Right side up gecko, upside down world.

We returned to our lodge and gave the bikes back to their rightful owners. After dinner we quickly fell asleep, waking up early to pack down our stuff.  In the morning, we went to Stone Town, the capital city of Zanzibar, and the site of hundreds of years of history.  The taxi ride to Stone Town took a little over an hour, with us passing bustling markets and vendors selling goods.  Soon we arrived in the city, and decided to get a drink to start off our day on the right foot.  Unfortunately, we chose a hotel that didn't serve any alcohol so we were forced to throw back some ice cold cokes instead.  Delicious, delicious, Coca Colas.



As we sat and enjoyed our drinks, we marveled at a large boat that simply pulled up to the beach next to the fishing and diving boats, was tied to a concrete block, and began to load and unload goods.  It was a strange sight to see while eating breakfast.  

The cows were confused as well.
After breakfast, we wandered the small and winding streets of Zanzibar and bought some choice goods from small shops.  There was a wonderful wealth of wooden chests, photo frames, and ornate boxes, as well as the usual tourists shops selling the same crap that can be found in any country in Africa.  We picked our way through the trash, eventually deciding on some small boxes and a cool folding bookshelf made out of unfinished wood, and sold by two men sitting in a small workshop reading the daily newspaper.

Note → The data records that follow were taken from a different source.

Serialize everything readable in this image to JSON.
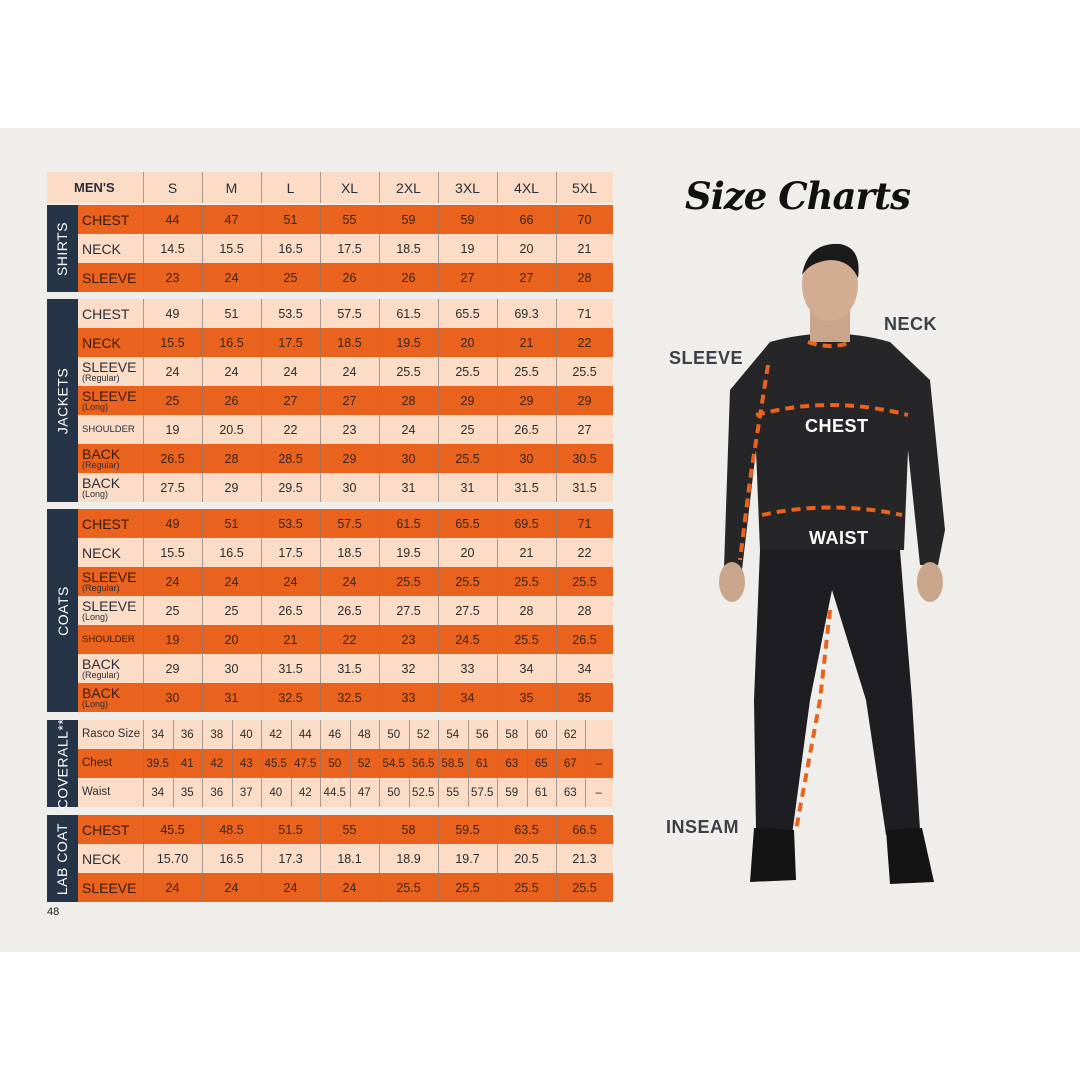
{
  "page_number": "48",
  "title": "Size Charts",
  "colors": {
    "orange": "#e9631e",
    "peach": "#fbdcc6",
    "tab": "#253447"
  },
  "table": {
    "header": {
      "title": "MEN'S",
      "sizes": [
        "S",
        "M",
        "L",
        "XL",
        "2XL",
        "3XL",
        "4XL",
        "5XL"
      ]
    },
    "sections": [
      {
        "name": "SHIRTS",
        "rows": [
          {
            "label": "CHEST",
            "color": "orange",
            "values": [
              "44",
              "47",
              "51",
              "55",
              "59",
              "59",
              "66",
              "70"
            ]
          },
          {
            "label": "NECK",
            "color": "peach",
            "values": [
              "14.5",
              "15.5",
              "16.5",
              "17.5",
              "18.5",
              "19",
              "20",
              "21"
            ]
          },
          {
            "label": "SLEEVE",
            "color": "orange",
            "values": [
              "23",
              "24",
              "25",
              "26",
              "26",
              "27",
              "27",
              "28"
            ]
          }
        ]
      },
      {
        "name": "JACKETS",
        "rows": [
          {
            "label": "CHEST",
            "color": "peach",
            "values": [
              "49",
              "51",
              "53.5",
              "57.5",
              "61.5",
              "65.5",
              "69.3",
              "71"
            ]
          },
          {
            "label": "NECK",
            "color": "orange",
            "values": [
              "15.5",
              "16.5",
              "17.5",
              "18.5",
              "19.5",
              "20",
              "21",
              "22"
            ]
          },
          {
            "label": "SLEEVE",
            "sub": "(Regular)",
            "color": "peach",
            "values": [
              "24",
              "24",
              "24",
              "24",
              "25.5",
              "25.5",
              "25.5",
              "25.5"
            ]
          },
          {
            "label": "SLEEVE",
            "sub": "(Long)",
            "color": "orange",
            "values": [
              "25",
              "26",
              "27",
              "27",
              "28",
              "29",
              "29",
              "29"
            ]
          },
          {
            "label": "SHOULDER",
            "small": true,
            "color": "peach",
            "values": [
              "19",
              "20.5",
              "22",
              "23",
              "24",
              "25",
              "26.5",
              "27"
            ]
          },
          {
            "label": "BACK",
            "sub": "(Regular)",
            "color": "orange",
            "values": [
              "26.5",
              "28",
              "28.5",
              "29",
              "30",
              "25.5",
              "30",
              "30.5"
            ]
          },
          {
            "label": "BACK",
            "sub": "(Long)",
            "color": "peach",
            "values": [
              "27.5",
              "29",
              "29.5",
              "30",
              "31",
              "31",
              "31.5",
              "31.5"
            ]
          }
        ]
      },
      {
        "name": "COATS",
        "rows": [
          {
            "label": "CHEST",
            "color": "orange",
            "values": [
              "49",
              "51",
              "53.5",
              "57.5",
              "61.5",
              "65.5",
              "69.5",
              "71"
            ]
          },
          {
            "label": "NECK",
            "color": "peach",
            "values": [
              "15.5",
              "16.5",
              "17.5",
              "18.5",
              "19.5",
              "20",
              "21",
              "22"
            ]
          },
          {
            "label": "SLEEVE",
            "sub": "(Regular)",
            "color": "orange",
            "values": [
              "24",
              "24",
              "24",
              "24",
              "25.5",
              "25.5",
              "25.5",
              "25.5"
            ]
          },
          {
            "label": "SLEEVE",
            "sub": "(Long)",
            "color": "peach",
            "values": [
              "25",
              "25",
              "26.5",
              "26.5",
              "27.5",
              "27.5",
              "28",
              "28"
            ]
          },
          {
            "label": "SHOULDER",
            "small": true,
            "color": "orange",
            "values": [
              "19",
              "20",
              "21",
              "22",
              "23",
              "24.5",
              "25.5",
              "26.5"
            ]
          },
          {
            "label": "BACK",
            "sub": "(Regular)",
            "color": "peach",
            "values": [
              "29",
              "30",
              "31.5",
              "31.5",
              "32",
              "33",
              "34",
              "34"
            ]
          },
          {
            "label": "BACK",
            "sub": "(Long)",
            "color": "orange",
            "values": [
              "30",
              "31",
              "32.5",
              "32.5",
              "33",
              "34",
              "35",
              "35"
            ]
          }
        ]
      },
      {
        "name": "COVERALL**",
        "split": true,
        "rows": [
          {
            "label": "Rasco Size",
            "mixed": true,
            "color": "peach",
            "values": [
              "34",
              "36",
              "38",
              "40",
              "42",
              "44",
              "46",
              "48",
              "50",
              "52",
              "54",
              "56",
              "58",
              "60",
              "62",
              ""
            ]
          },
          {
            "label": "Chest",
            "mixed": true,
            "color": "orange",
            "values": [
              "39.5",
              "41",
              "42",
              "43",
              "45.5",
              "47.5",
              "50",
              "52",
              "54.5",
              "56.5",
              "58.5",
              "61",
              "63",
              "65",
              "67",
              "–"
            ]
          },
          {
            "label": "Waist",
            "mixed": true,
            "color": "peach",
            "values": [
              "34",
              "35",
              "36",
              "37",
              "40",
              "42",
              "44.5",
              "47",
              "50",
              "52.5",
              "55",
              "57.5",
              "59",
              "61",
              "63",
              "–"
            ]
          }
        ]
      },
      {
        "name": "LAB COAT",
        "rows": [
          {
            "label": "CHEST",
            "color": "orange",
            "values": [
              "45.5",
              "48.5",
              "51.5",
              "55",
              "58",
              "59.5",
              "63.5",
              "66.5"
            ]
          },
          {
            "label": "NECK",
            "color": "peach",
            "values": [
              "15.70",
              "16.5",
              "17.3",
              "18.1",
              "18.9",
              "19.7",
              "20.5",
              "21.3"
            ]
          },
          {
            "label": "SLEEVE",
            "color": "orange",
            "values": [
              "24",
              "24",
              "24",
              "24",
              "25.5",
              "25.5",
              "25.5",
              "25.5"
            ]
          }
        ]
      }
    ]
  },
  "figure": {
    "labels": {
      "neck": "NECK",
      "sleeve": "SLEEVE",
      "chest": "CHEST",
      "waist": "WAIST",
      "inseam": "INSEAM"
    }
  }
}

Old building in Stone Town

Manhole cover.

Back alley.

After wandering the streets and purchasing our goods, we hopped in a taxi and made our way to the airport, excited to return home to Northern Tanzania.  After waiting in some long lines and dealing with the usual security BS, we finally got on the plane and flew home.  As is often the case, I soon felt like I needed a vacation from my vacation, arriving at my apartment more tired than when I left.